UNC entered the 225th edition of this rivalry ranked 43rd in the RPI; N.C. State stood at No. 58. The Tar Heels' strength of schedule (31st) was noticeably higher than the Wolfpack's quality of competition (67th), although their overall and conference records were on par.
The final score, however, proved the line makers' ability to judge public sentiment right again. After all, N.C. State was willing to run with UNC on Saturday and that hasn't been the preferred method in emerging victorious against the Tar Heels.
UNC's resume-building nonconference wins came against teams that all average over 70 possessions per game – Louisville (70.8, 107th), Michigan State (71.2, 90th) and Kentucky (71.0, 98th). The Tar Heels averaged 84.7 points in those victories, shooting 48.9 percent and totaling 44 fast break points.
Three of UNC's four ACC losses have come against teams that average 65 or fewer possessions per game – Miami (62.2, 350th), Syracuse (63.1, 347th) and Virginia (64.8, 339th). In those losses, the Tar Heels averaged 54 points on 36.9 percent shooting while scoring a total of 16 points in transition.
There are exceptions in the pace trend – UNC forced tempo against plodding Clemson by holding the Tigers to 23.1 percent shooting in the first half yet lost to up-tempo teams Belmont and Texas by missing a combined 49 free throws – but the results have been rather consistent. The more you can slow the pace against the Tar Heels, the better your chance of winning.
Which brings us back to N.C. State. The Wolfpack averages 69.3 possessions per game (184th) and was more than willing to run with the Tar Heels. That willingness proved fatal as UNC took a 40-23 lead into halftime.
"We're not the most gifted offensive team," sophomore guard Marcus Paige said. "We can't just get an automatic bucket. We don't have a Harrison Barnes that we can just throw it to on the wing and say give us a bucket or a Tyler Zeller in the post that can shoot a jump hook over anybody. So to get the tempo in our favor helps take pressure off our halfcourt offense and I think it helps us defensively as well."
In the first half, UNC totaled 39 possessions, scoring 21 times with a 1.026 points-per-possession average. N.C. State had the ball for 37 possessions, but only scored on 11 of them, good for a .622 points-per-possession average.
Possession length provided some insight. UNC's ability to push the tempo – despite forcing a handful of shots and missing numerous point-blank attempts – allowed for a 12-seconds-per-possession average. N.C. State had to work out of its halfcourt set more often, as evidenced by its 20-seconds-per-possession average.
UNC shot 42.4 percent (14-of-33) in the first half compared to N.C. State's 25.0 percent effort (10-of-40).
The Tar Heels finished 84 points on 78 possessions, although defensive breakdowns served as a balance for UNC's desire to run clock late in the game. The Wolfpack cut its deficit to 13 points midway through the second half, but UNC delivered an efficiently flurry of offense – scoring 13 points in less than three minutes – to push the lead back to 22 points.

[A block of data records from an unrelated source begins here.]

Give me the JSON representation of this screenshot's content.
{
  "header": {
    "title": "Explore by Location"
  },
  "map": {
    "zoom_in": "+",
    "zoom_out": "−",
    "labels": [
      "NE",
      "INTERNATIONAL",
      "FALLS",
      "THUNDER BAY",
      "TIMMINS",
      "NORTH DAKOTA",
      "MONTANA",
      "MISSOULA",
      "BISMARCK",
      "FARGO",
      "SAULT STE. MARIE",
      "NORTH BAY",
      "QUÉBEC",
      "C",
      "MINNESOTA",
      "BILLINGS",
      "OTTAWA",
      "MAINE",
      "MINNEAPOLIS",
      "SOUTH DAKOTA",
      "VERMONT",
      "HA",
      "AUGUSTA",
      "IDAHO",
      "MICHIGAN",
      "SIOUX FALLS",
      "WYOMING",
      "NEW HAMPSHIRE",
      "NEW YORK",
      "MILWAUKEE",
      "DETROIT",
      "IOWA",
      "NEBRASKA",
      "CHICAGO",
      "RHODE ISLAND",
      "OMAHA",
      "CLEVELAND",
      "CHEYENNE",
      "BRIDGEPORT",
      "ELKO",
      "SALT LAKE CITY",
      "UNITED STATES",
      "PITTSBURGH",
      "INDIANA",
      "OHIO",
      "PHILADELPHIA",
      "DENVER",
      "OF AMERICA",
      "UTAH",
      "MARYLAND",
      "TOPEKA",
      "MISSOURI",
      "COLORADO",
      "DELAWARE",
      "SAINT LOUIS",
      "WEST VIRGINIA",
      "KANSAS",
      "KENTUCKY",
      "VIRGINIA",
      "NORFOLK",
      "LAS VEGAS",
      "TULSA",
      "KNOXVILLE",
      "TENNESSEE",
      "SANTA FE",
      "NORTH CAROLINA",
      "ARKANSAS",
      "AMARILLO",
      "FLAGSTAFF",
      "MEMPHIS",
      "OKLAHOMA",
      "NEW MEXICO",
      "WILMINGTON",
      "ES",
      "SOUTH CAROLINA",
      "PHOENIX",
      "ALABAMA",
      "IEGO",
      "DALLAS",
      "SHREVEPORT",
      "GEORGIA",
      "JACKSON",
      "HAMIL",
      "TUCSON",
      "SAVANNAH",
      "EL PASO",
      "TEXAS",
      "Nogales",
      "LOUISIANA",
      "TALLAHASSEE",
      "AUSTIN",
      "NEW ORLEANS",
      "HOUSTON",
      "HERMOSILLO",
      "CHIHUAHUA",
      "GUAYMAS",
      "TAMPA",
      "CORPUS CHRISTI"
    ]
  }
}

"I think a lot of that starts on the defensive end, just getting stops and getting out in transition where we're really good," junior forward James Michael McAdoo said. "I feel like that's what Coach wants us to do and that's what our offense is built for. When we're out there running and getting stops, everything just runs more smoothly and when we're getting stops, I feel like that weathers other teams' runs a lot better."
High tempo is a staple of Williams's system, but for a team lacking the ability to overwhelm its opponents with immense talent, it's absolutely critical.
Look no further than the point differential between UNC's wins and losses in ACC play. The Tar Heels are averaging 57.5 points per game in their four losses, compared to a 81.0 points-per-game average in their four wins.